Summer Escapism: C (This is not a bad thing. You can’t help but reflect on our current government and economic woes while reading this book. You’re learning and thinking. You’re not really escaping. And that’s a good thing.)
Strength of Writing: A
Stimulation of the Little Grey Cells: A
Social Relevance: A+ (In the Post-Great Recession, as in so many other times of crisis in our country, Americans often turn to America’s beginnings for renewal. Would that they also were inclined to turn to our country’s historians and read more to enlighten themselves about our great land before shooting their mouths off.)
General Reaction: For Brown, the beginning and early formation of America remain the most important events in our country’s history, and he presents a convincing case for this through his essays. The intellectual and ideological values we hold dear, the creation of both a public and private sphere of rights (which our courts must traverse), and our feelings about America’s place and role in the world, have all been influenced (and continue to be) by the Idea of America. Brown’s specialty is the American Revolution, and you know you are in the company of a great mind when reading this book.
Embassytown by China Miéville
The Gist: Humanity has colonized space. Embassytown is a human settlement on the planet of the native Ariekei, sentient beings with a language unique in the known universe. The problems of communication between Ariekei and humans lead to catastrophe and, ultimately, revelation and transcendence for the Ariekei.
Status: Gobbled it up!
Summer Escapism: A (For sci-fi fans, that is.)
Strength of Writing: A
Stimulation of the Little Grey Cells: A (Interesting take on language and its impact on culture and progress. Plus, you’ll never look at lying the same way again!)
Social Relevance: B (It’s always relevant to explore differences, and the importance of finding common ground.)

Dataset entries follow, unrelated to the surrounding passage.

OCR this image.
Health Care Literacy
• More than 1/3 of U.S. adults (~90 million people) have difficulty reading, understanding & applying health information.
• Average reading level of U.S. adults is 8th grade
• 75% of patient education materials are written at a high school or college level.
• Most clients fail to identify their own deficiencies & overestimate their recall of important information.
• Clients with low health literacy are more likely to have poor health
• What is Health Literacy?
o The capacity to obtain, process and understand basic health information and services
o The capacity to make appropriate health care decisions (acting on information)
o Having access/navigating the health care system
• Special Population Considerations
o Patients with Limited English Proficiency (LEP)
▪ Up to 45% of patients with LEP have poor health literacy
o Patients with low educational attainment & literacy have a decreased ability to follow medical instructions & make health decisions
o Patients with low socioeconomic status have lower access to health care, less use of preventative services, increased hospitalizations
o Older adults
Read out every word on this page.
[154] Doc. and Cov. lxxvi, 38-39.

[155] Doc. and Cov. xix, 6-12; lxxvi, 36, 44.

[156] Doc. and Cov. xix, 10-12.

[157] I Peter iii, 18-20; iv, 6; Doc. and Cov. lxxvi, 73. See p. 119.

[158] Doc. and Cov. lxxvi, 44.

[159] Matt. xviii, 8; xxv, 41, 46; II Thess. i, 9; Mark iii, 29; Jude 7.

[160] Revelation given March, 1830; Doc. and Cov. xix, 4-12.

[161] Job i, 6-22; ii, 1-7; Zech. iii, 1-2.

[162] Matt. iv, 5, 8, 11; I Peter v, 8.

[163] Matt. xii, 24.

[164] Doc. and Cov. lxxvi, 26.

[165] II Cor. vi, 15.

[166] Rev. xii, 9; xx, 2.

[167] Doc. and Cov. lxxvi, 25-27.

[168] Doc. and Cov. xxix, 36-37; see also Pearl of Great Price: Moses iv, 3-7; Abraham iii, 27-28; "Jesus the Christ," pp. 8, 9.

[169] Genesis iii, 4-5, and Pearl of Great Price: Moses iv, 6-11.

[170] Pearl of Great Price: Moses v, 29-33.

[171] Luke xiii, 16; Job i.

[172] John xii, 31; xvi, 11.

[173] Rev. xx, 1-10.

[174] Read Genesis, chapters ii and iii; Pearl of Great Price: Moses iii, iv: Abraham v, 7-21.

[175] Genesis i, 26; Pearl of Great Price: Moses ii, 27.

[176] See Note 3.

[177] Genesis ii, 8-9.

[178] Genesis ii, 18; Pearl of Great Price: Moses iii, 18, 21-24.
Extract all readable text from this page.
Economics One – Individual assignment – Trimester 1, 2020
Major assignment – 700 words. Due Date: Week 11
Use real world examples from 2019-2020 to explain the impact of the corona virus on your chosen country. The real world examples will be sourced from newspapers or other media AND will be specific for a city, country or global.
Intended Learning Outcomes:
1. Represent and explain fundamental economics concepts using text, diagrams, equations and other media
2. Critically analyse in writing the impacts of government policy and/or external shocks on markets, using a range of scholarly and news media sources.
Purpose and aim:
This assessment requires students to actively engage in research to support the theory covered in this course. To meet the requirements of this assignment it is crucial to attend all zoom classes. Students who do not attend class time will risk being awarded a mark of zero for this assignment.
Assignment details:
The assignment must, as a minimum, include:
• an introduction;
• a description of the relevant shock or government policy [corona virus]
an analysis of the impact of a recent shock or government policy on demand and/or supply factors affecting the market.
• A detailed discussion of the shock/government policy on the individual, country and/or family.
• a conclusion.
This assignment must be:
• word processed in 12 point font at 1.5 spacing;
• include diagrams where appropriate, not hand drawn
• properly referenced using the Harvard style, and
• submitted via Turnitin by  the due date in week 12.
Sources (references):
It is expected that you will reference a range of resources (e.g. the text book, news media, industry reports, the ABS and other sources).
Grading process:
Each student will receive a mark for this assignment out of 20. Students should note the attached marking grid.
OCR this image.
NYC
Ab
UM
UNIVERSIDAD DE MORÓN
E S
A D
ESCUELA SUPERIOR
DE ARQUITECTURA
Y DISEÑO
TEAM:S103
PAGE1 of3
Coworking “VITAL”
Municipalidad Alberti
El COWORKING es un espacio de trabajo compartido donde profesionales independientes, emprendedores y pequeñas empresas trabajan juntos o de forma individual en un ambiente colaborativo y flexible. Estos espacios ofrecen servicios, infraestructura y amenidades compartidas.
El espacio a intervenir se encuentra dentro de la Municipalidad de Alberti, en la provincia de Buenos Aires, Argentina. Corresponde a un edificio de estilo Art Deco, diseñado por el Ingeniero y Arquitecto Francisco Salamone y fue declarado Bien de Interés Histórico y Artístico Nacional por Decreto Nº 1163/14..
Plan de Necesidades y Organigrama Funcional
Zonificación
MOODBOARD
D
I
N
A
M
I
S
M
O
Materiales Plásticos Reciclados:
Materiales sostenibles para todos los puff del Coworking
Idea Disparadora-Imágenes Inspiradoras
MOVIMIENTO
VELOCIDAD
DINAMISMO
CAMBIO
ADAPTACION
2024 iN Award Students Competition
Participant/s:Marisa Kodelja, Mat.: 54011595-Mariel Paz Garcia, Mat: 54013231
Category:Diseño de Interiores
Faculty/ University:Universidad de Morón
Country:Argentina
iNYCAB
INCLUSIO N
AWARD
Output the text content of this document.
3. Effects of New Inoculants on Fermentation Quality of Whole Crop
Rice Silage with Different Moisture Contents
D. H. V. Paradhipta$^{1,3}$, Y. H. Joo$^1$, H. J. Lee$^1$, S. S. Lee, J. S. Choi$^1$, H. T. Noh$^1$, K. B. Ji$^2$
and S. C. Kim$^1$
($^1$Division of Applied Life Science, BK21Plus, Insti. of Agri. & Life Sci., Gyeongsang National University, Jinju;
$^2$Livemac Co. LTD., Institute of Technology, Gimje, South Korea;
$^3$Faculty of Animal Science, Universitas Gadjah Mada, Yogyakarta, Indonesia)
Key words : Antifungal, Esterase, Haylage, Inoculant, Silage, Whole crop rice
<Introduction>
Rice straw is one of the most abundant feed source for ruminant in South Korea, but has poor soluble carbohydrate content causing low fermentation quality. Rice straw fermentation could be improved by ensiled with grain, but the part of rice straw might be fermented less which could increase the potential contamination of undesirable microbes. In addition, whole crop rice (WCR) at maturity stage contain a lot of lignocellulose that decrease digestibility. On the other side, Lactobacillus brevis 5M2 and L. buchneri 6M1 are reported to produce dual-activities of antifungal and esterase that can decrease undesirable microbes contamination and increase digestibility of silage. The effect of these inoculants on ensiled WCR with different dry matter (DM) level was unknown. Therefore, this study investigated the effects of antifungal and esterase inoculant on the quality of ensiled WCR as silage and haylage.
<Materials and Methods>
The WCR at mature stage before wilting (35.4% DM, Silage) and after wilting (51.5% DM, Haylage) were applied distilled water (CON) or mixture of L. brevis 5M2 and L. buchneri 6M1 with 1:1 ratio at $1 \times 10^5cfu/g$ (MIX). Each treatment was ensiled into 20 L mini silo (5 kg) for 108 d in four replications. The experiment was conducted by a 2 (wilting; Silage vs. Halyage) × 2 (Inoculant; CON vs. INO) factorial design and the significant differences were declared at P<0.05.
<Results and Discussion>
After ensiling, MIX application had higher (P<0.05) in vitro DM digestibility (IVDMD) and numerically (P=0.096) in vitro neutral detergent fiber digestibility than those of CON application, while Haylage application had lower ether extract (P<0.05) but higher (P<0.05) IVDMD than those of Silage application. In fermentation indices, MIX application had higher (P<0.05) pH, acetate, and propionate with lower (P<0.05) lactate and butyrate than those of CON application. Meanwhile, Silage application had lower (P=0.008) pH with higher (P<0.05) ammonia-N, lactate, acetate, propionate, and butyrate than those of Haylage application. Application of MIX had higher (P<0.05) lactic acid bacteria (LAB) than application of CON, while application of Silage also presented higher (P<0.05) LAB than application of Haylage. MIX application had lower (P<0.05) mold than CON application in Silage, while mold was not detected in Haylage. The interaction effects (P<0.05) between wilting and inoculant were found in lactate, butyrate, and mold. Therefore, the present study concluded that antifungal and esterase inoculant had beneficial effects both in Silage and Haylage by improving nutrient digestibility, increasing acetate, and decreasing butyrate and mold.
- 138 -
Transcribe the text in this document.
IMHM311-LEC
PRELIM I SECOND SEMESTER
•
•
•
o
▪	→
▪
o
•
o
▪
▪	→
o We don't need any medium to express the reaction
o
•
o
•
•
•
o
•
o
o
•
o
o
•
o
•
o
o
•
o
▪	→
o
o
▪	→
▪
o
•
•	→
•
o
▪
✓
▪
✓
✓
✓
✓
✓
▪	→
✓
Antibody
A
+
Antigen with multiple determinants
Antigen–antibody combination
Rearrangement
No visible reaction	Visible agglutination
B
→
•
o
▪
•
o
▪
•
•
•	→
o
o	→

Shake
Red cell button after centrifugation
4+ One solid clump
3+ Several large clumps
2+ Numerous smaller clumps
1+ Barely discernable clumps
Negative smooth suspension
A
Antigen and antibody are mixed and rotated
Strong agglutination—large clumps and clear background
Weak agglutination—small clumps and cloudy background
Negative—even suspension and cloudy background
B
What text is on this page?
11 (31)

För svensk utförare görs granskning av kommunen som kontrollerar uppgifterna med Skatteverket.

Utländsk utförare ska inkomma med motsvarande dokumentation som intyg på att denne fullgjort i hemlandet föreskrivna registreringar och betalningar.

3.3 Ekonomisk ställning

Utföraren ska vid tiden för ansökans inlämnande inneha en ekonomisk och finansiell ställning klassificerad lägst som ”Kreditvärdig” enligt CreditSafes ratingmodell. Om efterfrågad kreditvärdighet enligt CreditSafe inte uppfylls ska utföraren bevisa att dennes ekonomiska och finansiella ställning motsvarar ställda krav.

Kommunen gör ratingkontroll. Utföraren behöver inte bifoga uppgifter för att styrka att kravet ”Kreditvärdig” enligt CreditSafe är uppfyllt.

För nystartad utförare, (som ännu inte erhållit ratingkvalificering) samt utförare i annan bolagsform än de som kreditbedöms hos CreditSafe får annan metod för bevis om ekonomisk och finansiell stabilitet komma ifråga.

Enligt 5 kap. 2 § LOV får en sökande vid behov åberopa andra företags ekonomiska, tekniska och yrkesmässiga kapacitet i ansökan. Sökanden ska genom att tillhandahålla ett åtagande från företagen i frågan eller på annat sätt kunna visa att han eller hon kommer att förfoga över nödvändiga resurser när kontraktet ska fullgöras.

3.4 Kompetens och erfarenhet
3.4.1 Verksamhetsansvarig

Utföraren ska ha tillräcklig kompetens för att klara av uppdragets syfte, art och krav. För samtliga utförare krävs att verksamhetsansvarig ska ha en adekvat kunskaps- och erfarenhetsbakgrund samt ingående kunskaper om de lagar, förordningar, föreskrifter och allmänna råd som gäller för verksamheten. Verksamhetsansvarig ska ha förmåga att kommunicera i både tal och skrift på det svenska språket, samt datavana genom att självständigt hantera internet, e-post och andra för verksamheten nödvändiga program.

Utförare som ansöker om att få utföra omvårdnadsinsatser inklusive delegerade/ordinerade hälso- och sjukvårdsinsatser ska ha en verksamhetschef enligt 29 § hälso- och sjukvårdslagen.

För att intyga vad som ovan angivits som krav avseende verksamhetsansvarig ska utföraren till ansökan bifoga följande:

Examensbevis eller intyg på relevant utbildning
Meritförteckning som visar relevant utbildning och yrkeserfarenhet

General Reaction: I have to tell you, I wasn’t sure that Miéville was going to be able to pull this off. But he does, and it’s a wonder to read. The book has mystery (why are the Arikei trying to make “figures of speech” out of neighboring humans?), excellent characters (especially human protagonist Avice Benner Cho), adventure, conspiracy, war, and an intriguing and satisfying conclusion. He just bats it out of the park!
OK, it’s your turn. What have you been reading during this hellish summer?